Garner-Howes Baptist CommentaryGarner-Howes

Verses 1-11

First Samuel - Chapter 29

Philistine Lords Reject David, vs. 1-11

This short chapter relates the maneuvering of the armies of the Philistines and of Israel as they move toward encounter. It also illustrates the Lord’s care and protection of His wayward child, David. The army of Philistia had not yet arrived in Shunem, nor the army of Israel retreated to Mount Gilboa (see 1 Samuel 28:4), where they were when Saul sought the witch, the night before the fatal battle. Instead the Philistines were gathering in Aphek, a city of western Ephraim, to march to the war. The Israelites were gathering in the valley of Jezreel below Gilboa.

As the Philistines were mustered by their hundreds and thousands David and his six hundred men arrived in the rear guard with Achish. Immediately they became a serious concern to the other Philistine princes and lords. But Achish defended David as the man who had served Saul so well, though he was driven out of the country to take refuge with Achish by the one he had so served. Achish had found no fault with David for the months he had dwelt among the Philistines (though, of course, David had secretly raided in behalf of Judah and not Philistia).

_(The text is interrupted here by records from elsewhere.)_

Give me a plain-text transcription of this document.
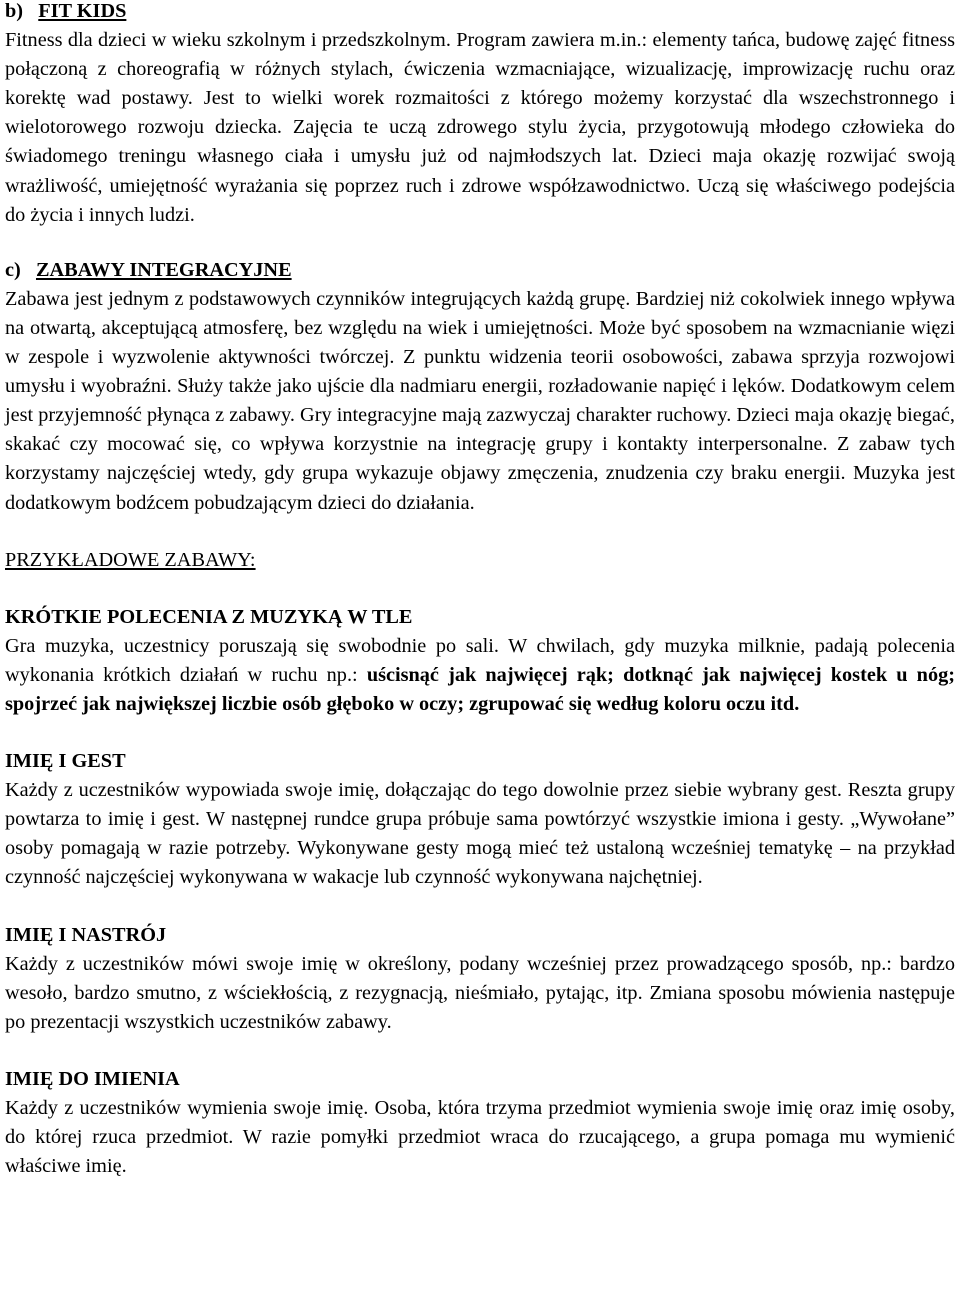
b) FIT KIDS

Fitness dla dzieci w wieku szkolnym i przedszkolnym. Program zawiera m.in.: elementy tańca, budowę zajęć fitness połączoną z choreografią w różnych stylach, ćwiczenia wzmacniające, wizualizację, improwizację ruchu oraz korektę wad postawy. Jest to wielki worek rozmaitości z którego możemy korzystać dla wszechstronnego i wielotorowego rozwoju dziecka. Zajęcia te uczą zdrowego stylu życia, przygotowują młodego człowieka do świadomego treningu własnego ciała i umysłu już od najmłodszych lat. Dzieci maja okazję rozwijać swoją wrażliwość, umiejętność wyrażania się poprzez ruch i zdrowe współzawodnictwo. Uczą się właściwego podejścia do życia i innych ludzi.

c) ZABAWY INTEGRACYJNE

Zabawa jest jednym z podstawowych czynników integrujących każdą grupę. Bardziej niż cokolwiek innego wpływa na otwartą, akceptującą atmosferę, bez względu na wiek i umiejętności. Może być sposobem na wzmacnianie więzi w zespole i wyzwolenie aktywności twórczej. Z punktu widzenia teorii osobowości, zabawa sprzyja rozwojowi umysłu i wyobraźni. Służy także jako ujście dla nadmiaru energii, rozładowanie napięć i lęków. Dodatkowym celem jest przyjemność płynąca z zabawy. Gry integracyjne mają zazwyczaj charakter ruchowy. Dzieci maja okazję biegać, skakać czy mocować się, co wpływa korzystnie na integrację grupy i kontakty interpersonalne. Z zabaw tych korzystamy najczęściej wtedy, gdy grupa wykazuje objawy zmęczenia, znudzenia czy braku energii. Muzyka jest dodatkowym bodźcem pobudzającym dzieci do działania.

PRZYKŁADOWE ZABAWY:

KRÓTKIE POLECENIA Z MUZYKĄ W TLE

Gra muzyka, uczestnicy poruszają się swobodnie po sali. W chwilach, gdy muzyka milknie, padają polecenia wykonania krótkich działań w ruchu np.: uścisnąć jak najwięcej rąk; dotknąć jak najwięcej kostek u nóg; spojrzeć jak największej liczbie osób głęboko w oczy; zgrupować się według koloru oczu itd.

IMIĘ I GEST

Każdy z uczestników wypowiada swoje imię, dołączając do tego dowolnie przez siebie wybrany gest. Reszta grupy powtarza to imię i gest. W następnej rundce grupa próbuje sama powtórzyć wszystkie imiona i gesty. „Wywołane” osoby pomagają w razie potrzeby. Wykonywane gesty mogą mieć też ustaloną wcześniej tematykę – na przykład czynność najczęściej wykonywana w wakacje lub czynność wykonywana najchętniej.

IMIĘ I NASTRÓJ

Każdy z uczestników mówi swoje imię w określony, podany wcześniej przez prowadzącego sposób, np.: bardzo wesoło, bardzo smutno, z wściekłością, z rezygnacją, nieśmiało, pytając, itp. Zmiana sposobu mówienia następuje po prezentacji wszystkich uczestników zabawy.

IMIĘ DO IMIENIA

Każdy z uczestników wymienia swoje imię. Osoba, która trzyma przedmiot wymienia swoje imię oraz imię osoby, do której rzuca przedmiot. W razie pomyłki przedmiot wraca do rzucającego, a grupa pomaga mu wymienić właściwe imię.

However, the other princes and lords of the Philistines were not as trusting as Achish. They could see how David might find an excellent opportunity in the midst of battle to right things with Saul his former master. To allow this hero of Israel, about whose prowess in battle they had sung, to accompany them would be to jeopardize their heads. Therefore, they protested so strongly to Achish that he was compelled to turn David back from the battle.

Achish went to David apologetically, swearing by the Lord that David had proven to be only honorable and dependable in his sight. This again shows the absolute deception which the Lord had allowed David to work upon the Philistine king. The lords had compelled Achish to dismiss David and his men from their army, so that the Lord God had again intervened to keep David from going to war with his own countrymen. There is no way, of course, to know what David would have done had he been allowed to go into the war. There is enough ambiguity in his words, however to indicate David’s continued deception of Achish, and perhaps to actually turn on him in the ensuing battle just as the lords feared.

David played the king’s game, making protest and probing for any suspicion of his double life by the king. But there was none, Achish even acclaiming David as good in his sight "as an angel of God." Because of the strong opposition against him Achish commanded David to take his men and return early on the following morning to the land of Philistia. The Philistine army proceeded to the Jezreel valley and Shunem.

(Author’s NOTE: There is no Samuel parallel to the following information, but it is dealt with here because this is the chronological position for it.)

Joined by Deserters, 1 Chronicles 12:19-22

Somehow when David had taken his men to join the Philistines in their campaign against Saul and Israel the men of Israel were aware of his presence. Those of the tribe of Manasseh are specifically mentioned, with seven captains of thousands being named. When David was sent back, at the insistence of the Philistine lords, these men deserted from Israel, perhaps with numbers of their men, and accompanied David back to Ziklag.

The sack of Ziklag is related in chapter thirty below. The Manassites were there with David upon the discovery and accompanied him and his men on their rescue mission "against the band of the rovers." They are called mighty men of valor and were assigned positions as captains in David’s host.

The attraction of David to the men of Israel is indicated by verse 22. It is probably also a commentary on the critical times following the ignominious defeat of Saul by the Philistines, and his death in the battle. The defeated men flocked daily to David until he had acquired a great host compared to the host of God.

Lessons from chapter 29: 1) Leading a double life will finally result in distrust and discovery; 2) God is faithful to extricate His children and bring to pass His will even when they go astray; 3) God’s people will recognize His rightful leaders and rally to their aid.